Bu hafta açıklanan bilgilerle imalat sanayi, istihdam ve konut piyasasına ait değerli gelişmeleri izledik. Bu bilgiler gerçek bölümde sert daralmanın başladığını, istihdam piyasasında kırılganlığın arttığını; lakin, yürütülen siyasetlerin tüketim, beklenti ve varlık fiyatları üzerinde istenilen etkiyi şimdi yaratmadığını gösterdi. Bugünkü yazımda bu gelişmeleri sizlere sırasıyla aktaracağım.
/*! This file is auto-generated */!function(d,l){“use strict”;l.querySelector&&d.addEventListener&&”undefined”!=typeof URL&&(d.wp=d.wp||{},d.wp.receiveEmbedMessage||(d.wp.receiveEmbedMessage=function(e){var t=e.data;if((t||t.secret||t.message||t.value)&&!/[^a-zA-Z0-9]/.test(t.secret)){for(var s,r,n,a=l.querySelectorAll(‘iframe[data-secret=”‘+t.secret+'”]’),o=l.querySelectorAll(‘blockquote[data-secret=”‘+t.secret+'”]’),c=new RegExp(“^https?:$”,”i”),i=0;i
İlk evvel imalat sanayi ile başlayalım. Sanayi üretim endeksi eylül ayında aylık bazda %1,6 artarken yıllık bazda %2,4 düştü. Endüstrinin alt kesimlerinde, 13 kümenin 11’inde yıllık bazda daralma yaşandı ve sorunun genele yaygın olduğunu gösterdi.
İstihdam piyasasına bakacak olursak son aylarda devam eden bozulmanın eylül ayında da sürdüğünü görüyoruz. Her ne kadar manşet işsizlik verisi, Türkiye iktisadının tarihi datalarına nazaran düşük görünse de istihdam piyasasına ait genel yapıyı gösteren atıl işgücü oranı COVID devrinden bu yana en yüksek oranlarda salınıyor.
Tüketim tarafına bakarsak, şimdi dilek edilen yavaşlamanın gerçekleşmediğini görüyoruz. Perakende satış hacminde devam eden ivme, enflasyonun düşüşü için talep tarafında hedeflenen yavaşlamanın hayli üzerinde seyrediyor.

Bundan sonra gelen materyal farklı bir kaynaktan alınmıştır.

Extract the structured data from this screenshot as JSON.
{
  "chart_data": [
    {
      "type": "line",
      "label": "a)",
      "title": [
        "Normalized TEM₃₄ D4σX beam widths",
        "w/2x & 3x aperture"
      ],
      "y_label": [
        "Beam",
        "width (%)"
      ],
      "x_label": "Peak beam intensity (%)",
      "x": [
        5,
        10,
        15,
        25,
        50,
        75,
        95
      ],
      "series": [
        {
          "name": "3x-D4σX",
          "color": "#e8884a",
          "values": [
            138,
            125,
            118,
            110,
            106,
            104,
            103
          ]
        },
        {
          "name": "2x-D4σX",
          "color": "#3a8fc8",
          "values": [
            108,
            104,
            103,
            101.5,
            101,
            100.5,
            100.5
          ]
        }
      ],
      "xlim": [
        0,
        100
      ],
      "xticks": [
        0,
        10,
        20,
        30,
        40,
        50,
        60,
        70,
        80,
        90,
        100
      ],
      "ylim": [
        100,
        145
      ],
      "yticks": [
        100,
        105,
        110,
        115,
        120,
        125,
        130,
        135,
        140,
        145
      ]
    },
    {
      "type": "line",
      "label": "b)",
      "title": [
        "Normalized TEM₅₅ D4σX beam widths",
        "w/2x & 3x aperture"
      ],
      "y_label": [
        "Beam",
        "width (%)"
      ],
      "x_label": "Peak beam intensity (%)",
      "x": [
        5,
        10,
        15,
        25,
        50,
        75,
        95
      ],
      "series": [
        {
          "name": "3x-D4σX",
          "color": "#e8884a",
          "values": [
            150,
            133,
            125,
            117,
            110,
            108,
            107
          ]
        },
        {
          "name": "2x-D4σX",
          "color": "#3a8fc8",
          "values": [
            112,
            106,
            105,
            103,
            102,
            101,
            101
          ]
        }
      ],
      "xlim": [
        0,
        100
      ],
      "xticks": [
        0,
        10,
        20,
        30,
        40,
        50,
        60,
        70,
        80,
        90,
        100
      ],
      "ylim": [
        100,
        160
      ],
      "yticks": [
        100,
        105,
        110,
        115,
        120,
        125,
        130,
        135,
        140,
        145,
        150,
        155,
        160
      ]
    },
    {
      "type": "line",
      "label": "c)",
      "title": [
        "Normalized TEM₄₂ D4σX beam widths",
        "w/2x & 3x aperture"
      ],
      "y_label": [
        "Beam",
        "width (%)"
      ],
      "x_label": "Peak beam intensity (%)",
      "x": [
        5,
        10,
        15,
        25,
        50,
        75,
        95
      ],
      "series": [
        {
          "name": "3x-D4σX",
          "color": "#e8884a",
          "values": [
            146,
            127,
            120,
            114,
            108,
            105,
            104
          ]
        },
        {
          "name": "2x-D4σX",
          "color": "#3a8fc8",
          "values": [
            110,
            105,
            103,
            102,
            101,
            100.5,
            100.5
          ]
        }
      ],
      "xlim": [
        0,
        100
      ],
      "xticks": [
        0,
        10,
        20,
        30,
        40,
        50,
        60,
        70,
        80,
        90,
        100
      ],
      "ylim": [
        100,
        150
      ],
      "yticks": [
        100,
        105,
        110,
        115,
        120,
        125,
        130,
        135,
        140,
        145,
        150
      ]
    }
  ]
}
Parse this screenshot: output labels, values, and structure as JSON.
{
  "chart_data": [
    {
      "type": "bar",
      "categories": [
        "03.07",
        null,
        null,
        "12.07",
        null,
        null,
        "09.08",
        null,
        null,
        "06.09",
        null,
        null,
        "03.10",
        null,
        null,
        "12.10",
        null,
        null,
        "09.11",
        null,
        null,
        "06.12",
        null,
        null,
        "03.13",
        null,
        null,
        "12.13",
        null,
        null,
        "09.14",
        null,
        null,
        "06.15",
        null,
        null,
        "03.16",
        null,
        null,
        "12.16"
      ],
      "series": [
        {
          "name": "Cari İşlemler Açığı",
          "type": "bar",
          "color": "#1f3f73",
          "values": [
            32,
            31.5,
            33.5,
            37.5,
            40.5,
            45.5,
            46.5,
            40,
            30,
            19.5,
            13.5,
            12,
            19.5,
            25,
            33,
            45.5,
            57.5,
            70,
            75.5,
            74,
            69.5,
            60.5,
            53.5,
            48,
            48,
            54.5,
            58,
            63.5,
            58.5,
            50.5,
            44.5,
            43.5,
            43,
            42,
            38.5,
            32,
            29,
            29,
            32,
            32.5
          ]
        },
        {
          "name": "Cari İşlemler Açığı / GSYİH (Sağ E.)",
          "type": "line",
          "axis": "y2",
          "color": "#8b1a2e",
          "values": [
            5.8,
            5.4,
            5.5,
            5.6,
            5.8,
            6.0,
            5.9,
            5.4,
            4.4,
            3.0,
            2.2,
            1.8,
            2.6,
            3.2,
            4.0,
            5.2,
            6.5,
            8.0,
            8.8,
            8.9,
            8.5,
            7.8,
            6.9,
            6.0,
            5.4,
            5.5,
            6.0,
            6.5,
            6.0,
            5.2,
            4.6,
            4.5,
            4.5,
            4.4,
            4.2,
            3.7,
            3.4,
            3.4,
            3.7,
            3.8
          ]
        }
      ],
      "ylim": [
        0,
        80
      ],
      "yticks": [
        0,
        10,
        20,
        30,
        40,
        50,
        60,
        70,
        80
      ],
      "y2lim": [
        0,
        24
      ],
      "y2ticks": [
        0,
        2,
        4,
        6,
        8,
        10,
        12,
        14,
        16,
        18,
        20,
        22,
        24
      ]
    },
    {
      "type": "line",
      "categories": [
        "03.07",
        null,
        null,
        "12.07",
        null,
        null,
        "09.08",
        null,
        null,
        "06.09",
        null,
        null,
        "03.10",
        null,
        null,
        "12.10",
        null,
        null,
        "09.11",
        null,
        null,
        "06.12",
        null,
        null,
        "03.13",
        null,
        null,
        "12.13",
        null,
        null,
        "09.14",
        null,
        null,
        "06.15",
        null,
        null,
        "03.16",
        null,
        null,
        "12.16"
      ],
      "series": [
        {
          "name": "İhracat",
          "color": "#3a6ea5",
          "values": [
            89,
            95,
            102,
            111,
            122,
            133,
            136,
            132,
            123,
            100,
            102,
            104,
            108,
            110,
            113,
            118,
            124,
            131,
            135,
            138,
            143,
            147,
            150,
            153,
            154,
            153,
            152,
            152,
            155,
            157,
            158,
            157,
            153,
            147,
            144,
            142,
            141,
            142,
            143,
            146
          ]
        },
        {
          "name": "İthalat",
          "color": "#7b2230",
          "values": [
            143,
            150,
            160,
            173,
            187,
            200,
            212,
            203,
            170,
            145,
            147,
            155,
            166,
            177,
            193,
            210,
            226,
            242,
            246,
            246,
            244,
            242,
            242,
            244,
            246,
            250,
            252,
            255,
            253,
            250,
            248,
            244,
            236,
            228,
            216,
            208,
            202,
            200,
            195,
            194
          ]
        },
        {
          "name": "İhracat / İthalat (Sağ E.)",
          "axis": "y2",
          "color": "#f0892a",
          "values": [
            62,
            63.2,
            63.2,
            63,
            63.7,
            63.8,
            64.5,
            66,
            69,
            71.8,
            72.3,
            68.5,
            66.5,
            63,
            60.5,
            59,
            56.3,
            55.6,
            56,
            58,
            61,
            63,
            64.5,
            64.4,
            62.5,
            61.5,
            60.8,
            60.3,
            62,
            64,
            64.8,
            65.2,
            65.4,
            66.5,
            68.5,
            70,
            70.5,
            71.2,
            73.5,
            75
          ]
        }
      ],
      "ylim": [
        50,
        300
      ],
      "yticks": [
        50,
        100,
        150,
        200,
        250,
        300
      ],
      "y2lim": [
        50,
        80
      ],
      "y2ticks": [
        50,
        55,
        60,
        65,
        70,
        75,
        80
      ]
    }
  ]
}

Benzer gelişmeleri beklentiler tarafında da görüyoruz. Gerçek kesim ve hane halkı enflasyon beklentileri, sırasıyla, %50 ve %65 civarlarında dalgalanarak, Merkez Bankası’nın 2025 yılsonu için hedeflediği %21 oranının iki katından daha yüksek seviyede. Ayrıyeten Merkez Bankası ve hükümetin, bu yıl ağustos ayından bu yana, 2025 yılsonu enflasyon iddialarını %14’ten %17,5’e, daha sonra da %21’e çıkarmış olması, beklenti idaresi açısından olumsuz bir sinyal veriyor.
Beklentilere ait bir öteki olumsuz data de bu hafta açıklanan konut satışları oldu. Ekim ayında konut satışları, yüksek faiz oranlarına karşın, son beş aydır artarak Ekim ayında toplam 165 bine ulaştı. Ekim ayındaki konut satışları, bir evvelki yılın tıpkı ayına nazaran %76 oranında artarak, son 22 ayın en yüksek ölçüsüne ulaştı. Ekim ayında satılan konutun 21 bin adedinin -yıllık artış %278- ipotekli olması; hane halkının önümüzdeki periyotta faiz ve enflasyonun yüksek seyretmesine ve konutun tasarrufları korumak ismine kıymetli bir yatırım olduğuna dair beklentilerini yansıttı.
Toparlamak gerekirse bu gelişmeler; TCMB Başkanı Karahan’ın yılın son Enflasyon Raporu toplantısında iletmiş olduğu üzere “enflasyon oranındaki gelişmelerin para siyasetinin tesir alanının dışında” olduğunu gösterdi. Benim de sıkça tabir ettiğim üzere “enflasyonu düşürmek için tek başına para siyasetinin kâfi olmadığını” pekiştirdi.
Özetle; enflasyonu düşürmek için mali, idari, kurumsal ve yapısal siyasetlerin bütünsel çerçevede uygulanması gerekiyor.
Kaynak: TEPAV
Veri politikasındaki amaçlarla sınırlı ve mevzuata uygun şekilde çerez konumlandırmaktayız. Detaylar için veri politikamızı inceleyebilirsiniz.